A general representation model across vision, audio, language modalities. Paper: ONE-PEACE: Exploring One General Representation Model Toward Unlimited Modalities

Apache License 2.0

981 stars 64 forks source link

Loading local .pt file with from_pretrained failes cause of domino chain of errors. #51

Closed gilkzxc closed 1 month ago

gilkzxc commented 8 months ago

By using the "http://one-peace-shanghai.oss-accelerate.aliyuncs.com/one-peace.pt", and from_pretrained(). I failed to load the pretrained model. As it's prints "Killed". So I have traced deeper to the location of the bug. Led me to try checkpoint_utils.load_model_ensemble_and_task(), which also failed. Eventually, I have found that an AssertionError is been raised in line 43 setup_task() "task is not None"

logicwong commented 8 months ago

It might be because you haven't installed fairseq under this repo. Try:

pip uninstall fairseq
git clone https://github.com/OFA-Sys/ONE-PEACE
cd ONE-PEACE
pip install -r requirements.txt

gilkzxc commented 8 months ago

But I did install fairseq in the same directory.

logicwong commented 8 months ago

Can you share your execution command?

gilkzxc commented 8 months ago

That's just shows "Killed". So I used the equivalent calls that from_pretraind() do. And then load_model.... and etc..

logicwong commented 8 months ago

Could it be because there's not enough memory? Try this: model = from_pretrained("one-peace.pt", device=device, dtype="float16")

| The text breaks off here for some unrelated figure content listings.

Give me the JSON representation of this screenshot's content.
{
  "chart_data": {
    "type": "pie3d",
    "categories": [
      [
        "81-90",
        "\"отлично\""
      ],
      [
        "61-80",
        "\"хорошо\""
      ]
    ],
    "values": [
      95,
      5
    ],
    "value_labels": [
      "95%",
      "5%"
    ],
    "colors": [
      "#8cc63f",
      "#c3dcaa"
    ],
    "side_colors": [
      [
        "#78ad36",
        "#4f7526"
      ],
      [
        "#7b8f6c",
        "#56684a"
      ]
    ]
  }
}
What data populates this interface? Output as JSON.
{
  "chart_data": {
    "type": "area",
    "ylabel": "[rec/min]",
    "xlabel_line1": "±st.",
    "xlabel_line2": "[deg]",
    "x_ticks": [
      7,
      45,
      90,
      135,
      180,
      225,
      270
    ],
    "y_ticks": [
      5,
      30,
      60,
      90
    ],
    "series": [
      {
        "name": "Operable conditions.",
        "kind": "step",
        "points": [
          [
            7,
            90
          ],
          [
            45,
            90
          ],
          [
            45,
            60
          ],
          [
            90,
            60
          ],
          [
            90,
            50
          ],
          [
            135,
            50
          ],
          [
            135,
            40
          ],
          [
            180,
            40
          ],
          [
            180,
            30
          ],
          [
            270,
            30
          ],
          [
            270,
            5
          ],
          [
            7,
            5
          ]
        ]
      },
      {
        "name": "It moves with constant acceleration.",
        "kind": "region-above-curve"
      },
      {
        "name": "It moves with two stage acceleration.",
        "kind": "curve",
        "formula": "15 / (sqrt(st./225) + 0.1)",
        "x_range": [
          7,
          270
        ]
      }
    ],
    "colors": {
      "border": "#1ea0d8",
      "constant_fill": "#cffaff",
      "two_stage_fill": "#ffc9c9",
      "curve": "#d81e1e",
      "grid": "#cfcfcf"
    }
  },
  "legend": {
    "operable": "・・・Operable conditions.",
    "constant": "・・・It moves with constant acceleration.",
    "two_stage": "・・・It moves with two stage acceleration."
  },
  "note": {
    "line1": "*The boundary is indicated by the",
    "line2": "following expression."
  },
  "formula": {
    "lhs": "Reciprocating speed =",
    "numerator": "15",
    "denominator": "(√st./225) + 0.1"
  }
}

gilkzxc commented 8 months ago

Tried with dtype="float16" and "float8", same result "Killed".

gilkzxc commented 8 months ago

Even reinstalled omegaconf again to be sure it's 2.0.6 as required.

logicwong commented 8 months ago

Can you switch to a machine with larger memory, and then try using model = from_pretrained("one-peace.pt", device='cpu', dtype="float16")? I haven't encountered this situation before.